The Productivity3000 gives process plant automation professionals the capability to add up to 32 Remote I/O slave bases to the main CPU. Users can also add four expansion bases to the CPU, and four expansion bases to each remote slave. The modular design allows selection of a base size from three, five, eight or eleven I/O module slots.

“Combining the large number of allowable bases with our high density I/O modules, up to 64 points per module for 24VDC inputs or 24VDC outputs, creates a system that can control and monitor many data points.

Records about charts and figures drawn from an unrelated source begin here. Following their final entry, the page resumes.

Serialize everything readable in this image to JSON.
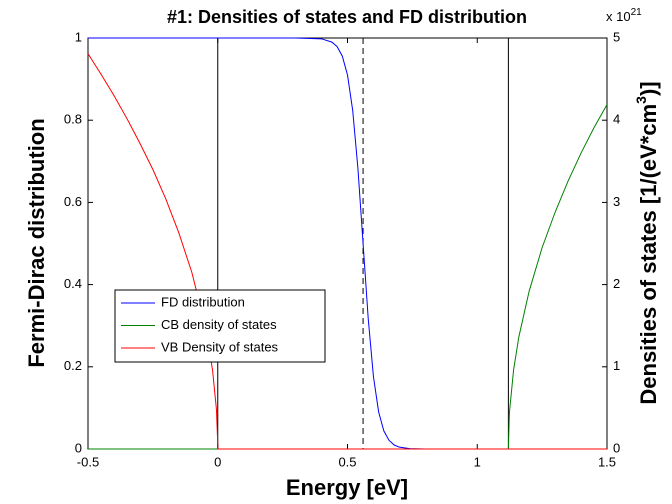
{
  "chart_data": {
    "type": "line",
    "title": "#1: Densities of states and FD distribution",
    "xlabel": "Energy [eV]",
    "ylabel": "Fermi-Dirac distribution",
    "ylabel_color": "#0000ff",
    "y2label": [
      "Densities of states [1/(eV*cm",
      "3",
      ")]"
    ],
    "y2_multiplier": [
      "x 10",
      "21"
    ],
    "xlim": [
      -0.5,
      1.5
    ],
    "xticks": [
      -0.5,
      0,
      0.5,
      1,
      1.5
    ],
    "ylim": [
      0,
      1
    ],
    "yticks": [
      0,
      0.2,
      0.4,
      0.6,
      0.8,
      1
    ],
    "y2lim": [
      0,
      5
    ],
    "y2ticks": [
      0,
      1,
      2,
      3,
      4,
      5
    ],
    "legend": "center left",
    "vlines": [
      {
        "x": 0,
        "dashed": false
      },
      {
        "x": 1.12,
        "dashed": false
      },
      {
        "x": 0.56,
        "dashed": true
      }
    ],
    "series": [
      {
        "name": "FD distribution",
        "color": "#0000ff",
        "x": [
          -0.5,
          0.3,
          0.4,
          0.44,
          0.46,
          0.48,
          0.5,
          0.52,
          0.54,
          0.56,
          0.58,
          0.6,
          0.62,
          0.64,
          0.66,
          0.68,
          0.7,
          0.74,
          0.8,
          1.5
        ],
        "values": [
          1,
          1,
          0.998,
          0.99,
          0.979,
          0.956,
          0.91,
          0.824,
          0.684,
          0.5,
          0.316,
          0.176,
          0.09,
          0.044,
          0.021,
          0.0097,
          0.0045,
          0.001,
          0,
          0
        ]
      },
      {
        "name": "CB density of states",
        "color": "#008000",
        "axis": "y2",
        "x": [
          -0.5,
          1.12,
          1.1235,
          1.125,
          1.14,
          1.16,
          1.2,
          1.25,
          1.3,
          1.35,
          1.4,
          1.45,
          1.5
        ],
        "values": [
          0,
          0,
          0.4,
          0.48,
          0.96,
          1.36,
          1.92,
          2.45,
          2.88,
          3.26,
          3.6,
          3.91,
          4.19
        ]
      },
      {
        "name": "VB Density of states",
        "color": "#ff0000",
        "axis": "y2",
        "x": [
          -0.5,
          -0.45,
          -0.4,
          -0.35,
          -0.3,
          -0.25,
          -0.2,
          -0.15,
          -0.1,
          -0.05,
          -0.02,
          -0.005,
          -0.0001,
          0.0001,
          1.5
        ],
        "values": [
          4.81,
          4.56,
          4.3,
          4.02,
          3.72,
          3.4,
          3.04,
          2.63,
          2.15,
          1.52,
          0.96,
          0.48,
          0.07,
          0,
          0
        ]
      }
    ]
  }
}
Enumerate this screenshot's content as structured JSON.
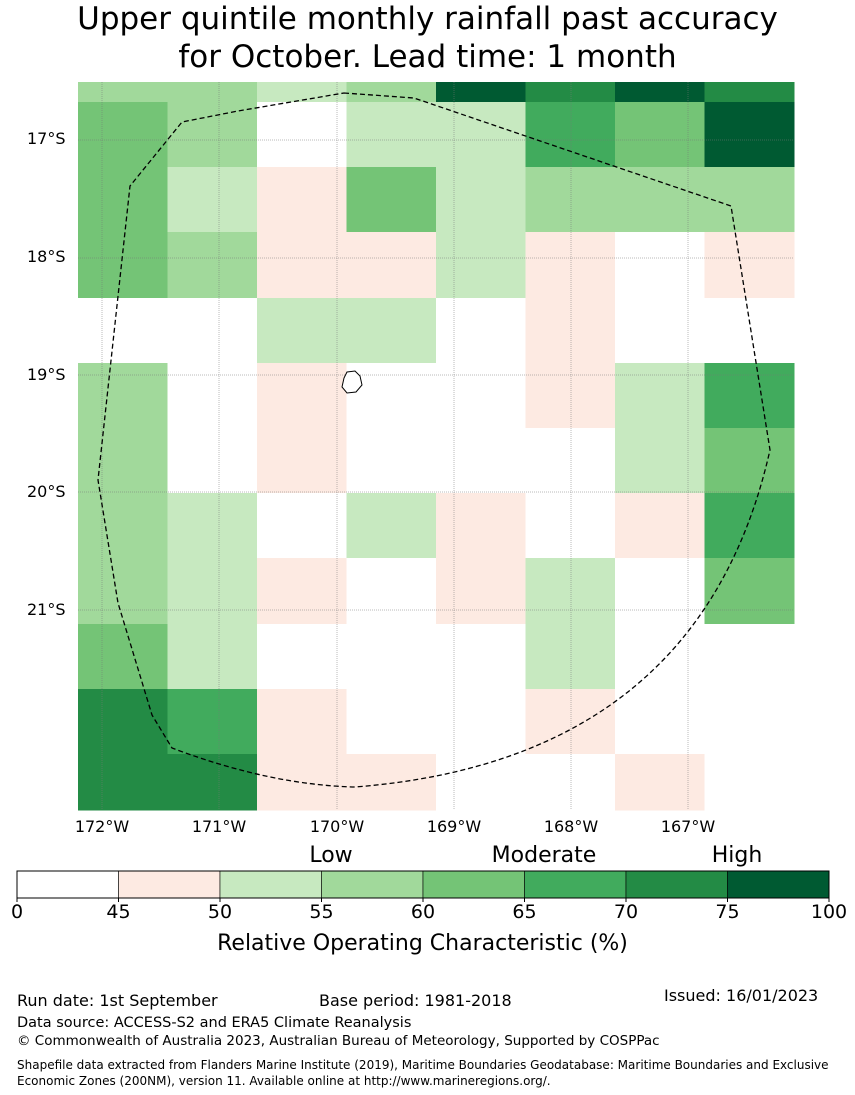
{
  "title_line1": "Upper quintile monthly rainfall past accuracy",
  "title_line2": "for October. Lead time: 1 month",
  "map": {
    "lat_labels": [
      "17°S",
      "18°S",
      "19°S",
      "20°S",
      "21°S"
    ],
    "lon_labels": [
      "172°W",
      "171°W",
      "170°W",
      "169°W",
      "168°W",
      "167°W"
    ],
    "grid_values": [
      [
        57.5,
        57.5,
        52.5,
        57.5,
        85,
        72.5,
        85,
        72.5
      ],
      [
        62.5,
        57.5,
        40,
        52.5,
        52.5,
        67.5,
        62.5,
        85
      ],
      [
        62.5,
        52.5,
        47.5,
        62.5,
        52.5,
        57.5,
        57.5,
        57.5
      ],
      [
        62.5,
        57.5,
        47.5,
        47.5,
        52.5,
        47.5,
        40,
        47.5
      ],
      [
        40,
        40,
        52.5,
        52.5,
        40,
        47.5,
        40,
        40
      ],
      [
        57.5,
        40,
        47.5,
        40,
        40,
        47.5,
        52.5,
        67.5
      ],
      [
        57.5,
        40,
        47.5,
        40,
        40,
        40,
        52.5,
        62.5
      ],
      [
        57.5,
        52.5,
        40,
        52.5,
        47.5,
        40,
        47.5,
        67.5
      ],
      [
        57.5,
        52.5,
        47.5,
        40,
        47.5,
        52.5,
        40,
        62.5
      ],
      [
        62.5,
        52.5,
        40,
        40,
        40,
        52.5,
        40,
        40
      ],
      [
        72.5,
        67.5,
        47.5,
        40,
        40,
        47.5,
        40,
        40
      ],
      [
        72.5,
        72.5,
        47.5,
        47.5,
        40,
        40,
        47.5,
        40
      ]
    ]
  },
  "colorbar": {
    "categories": [
      "Low",
      "Moderate",
      "High"
    ],
    "bounds": [
      0,
      45,
      50,
      55,
      60,
      65,
      70,
      75,
      100
    ],
    "tick_labels": [
      "0",
      "45",
      "50",
      "55",
      "60",
      "65",
      "70",
      "75",
      "100"
    ],
    "colors": [
      "#ffffff",
      "#fdeae2",
      "#c7e9c0",
      "#a1d99b",
      "#74c476",
      "#41ab5d",
      "#238b45",
      "#005a32"
    ],
    "label": "Relative Operating Characteristic (%)"
  },
  "footer": {
    "run_date": "Run date: 1st September",
    "base_period": "Base period: 1981-2018",
    "issued": "Issued: 16/01/2023",
    "data_source": "Data source: ACCESS-S2 and ERA5 Climate Reanalysis",
    "copyright": "© Commonwealth of Australia 2023, Australian Bureau of Meteorology, Supported by COSPPac",
    "shapefile_line1": "Shapefile data extracted from Flanders Marine Institute (2019), Maritime Boundaries Geodatabase: Maritime Boundaries and Exclusive",
    "shapefile_line2": "Economic Zones (200NM), version 11. Available online at http://www.marineregions.org/."
  }
}
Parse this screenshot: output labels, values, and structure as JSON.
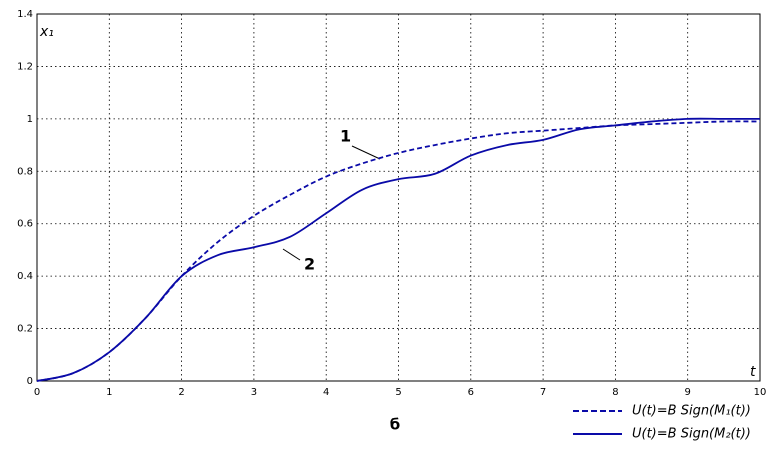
{
  "chart_data": {
    "type": "line",
    "y_label": "x₁",
    "x_label": "t",
    "caption": "б",
    "annotations": [
      "1",
      "2"
    ],
    "x": [
      0,
      0.5,
      1,
      1.5,
      2,
      2.5,
      3,
      3.5,
      4,
      4.5,
      5,
      5.5,
      6,
      6.5,
      7,
      7.5,
      8,
      8.5,
      9,
      9.5,
      10
    ],
    "series": [
      {
        "name": "U(t)=B Sign(M₁(t))",
        "color": "#0a0aa8",
        "dash": true,
        "values": [
          0,
          0.03,
          0.11,
          0.24,
          0.4,
          0.53,
          0.63,
          0.71,
          0.78,
          0.83,
          0.87,
          0.9,
          0.925,
          0.945,
          0.955,
          0.965,
          0.975,
          0.98,
          0.985,
          0.99,
          0.99
        ]
      },
      {
        "name": "U(t)=B Sign(M₂(t))",
        "color": "#0a0aa8",
        "dash": false,
        "values": [
          0,
          0.03,
          0.11,
          0.24,
          0.4,
          0.48,
          0.51,
          0.55,
          0.64,
          0.73,
          0.77,
          0.79,
          0.86,
          0.9,
          0.92,
          0.96,
          0.975,
          0.99,
          1.0,
          1.0,
          1.0
        ]
      }
    ],
    "xlim": [
      0,
      10
    ],
    "xticks": [
      0,
      1,
      2,
      3,
      4,
      5,
      6,
      7,
      8,
      9,
      10
    ],
    "ylim": [
      0,
      1.4
    ],
    "yticks": [
      0,
      0.2,
      0.4,
      0.6,
      0.8,
      1,
      1.2,
      1.4
    ],
    "grid": true
  }
}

The Productivity3000 can also be used to adjust system controls on the fly for real time process adjustments,” adds Payne.

“Greater processing power, fine tuning PID loop control, and advanced math and data statistics instructions give users the tools required for control of continuous processes,” explains Payne.

Continuous processes are usually more heavily instrumented than batch processes, and many of these instruments and analyzers aren’t available with standard communication ports and protocols. “The addition of our Custom Protocol Instruction greatly simplifies the task of interfacing the Productivity3000 with the process analyzers and proprietary instrumentation required in many continuous process applications. Without this feature, establishing communications to these devices would require the addition of costly hardware along with many hours of complicated coding,” concludes Payne.

For processes that can be upgraded from batch to continuous, benefits are significant. Making the upgrade raises numerous automation issues – but these can be addressed with the right combination of hardware, software and intelligent engineering. Process plants that convert from batch to continuous will reap the benefits and be rewarded for their efforts.